Это был для меня тяжелый удар. На защиту диссертации я, естественно, в условиях моей “двойной” жизни возлагал большие надежды. Было совершенно неясно, что же делать дальше, и что будут делать со мной.

Начались какие-то вялые хлопоты и протесты, но они большого значения не имели. Тем не менее в конце мая, то есть сразу после окончания войны, защита моя все же состоялась и закончилась благополучно… Мне до сих пор не вполне ясно — почему.

Думаю, что по двум причинам. Во — первых, моя “незащита” вызвала заметный скандал, захвативший и возмущенных студентов. Во — вторых, была объявлена амнистия со снятием судимости у всех преступников, у которых была отсрочка до окончания войны. Начальство, прочитав об этом в газетах, а может быть, изучив и какие-то закрытые документы, решило, что меня-то уж это касается во всяком случае, и сменило гнев на милость. Но надо было соблюсти форму. И вот в один прекрасный день меня почти силой назначили бригадиром на субботнике по уборке мусора (!) в сквере перед САГУ и потом торжественно дали мне характеристику, из которой было понятно, что за последние два месяца я проявил недюжинную активность и общественные задатки, возглавив социалистический субботник.
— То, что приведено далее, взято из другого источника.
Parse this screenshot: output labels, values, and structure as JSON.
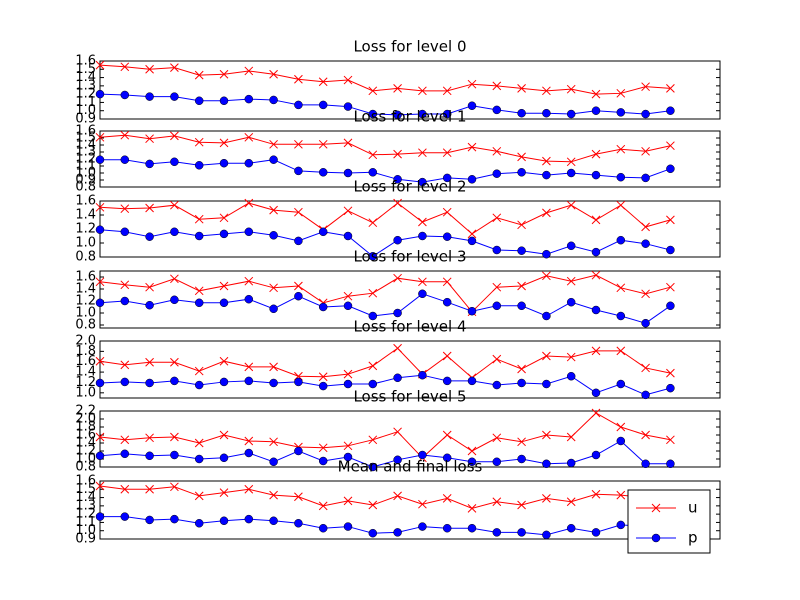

Так для меня кончилась и война, и Ташкент.

Как мне стало известно только во время нового следствия, которое не заставило себя слишком долго ждать, старший лейтенант госбезопасности декан Владимиров не оставил своих забот обо мне и синхронно с моей защитой дал показания в “органах”, что по его мнению, хотя я и не высказываюсь открыто, но, по — видимому, затаил свою явно контрреволюционную сущность. Я снова был арестован через четыре года — 6 мая 1949 года в Петрозаводске и на этот раз просидел до 1954–го, около пяти лет.

После перерыва

Вот уже три года я работал в Петрозаводске, куда перевелся в 1946 году из Ташкента. Я заведовал кафедрой литературы в Карело — финском университете. Судимость моя была наполовину “замотана”. Я не упоминал ее в анкетах, но в паспорте оставалась запись, что выдан он на основе справки об освобождении. Когда истек срок действия паспорта, я что-то плел в милиции о проверке после окружения, но паспорт мне, однако, не переменили, а продлили, советуя добыть из Ташкента копию соответствующей справки. Сознание неустранимого изъяна в моем положении, сознание вытекающей отсюда постоянной опасности меня сильно мучило. Днем я был занят делами и с большим увлечением занимался научной работой, а ночью видел травматические сны, видел себя в тюрьме. Хотя я нисколько не суеверен, но при сильно натянутых нервах было неприятно узреть однажды во сне церковь, что по народному поверью предвещает тюрьму. Церковь во сне для сидящих в тюрьме, наоборот, предвещает свободу. И мне в Тбилиси перед освобождением действительно привиделась во сне церковь. Как-то, в шутку гадая на картах, одна моя коллега, преподавательница университета, также нагадала мне тюрьму.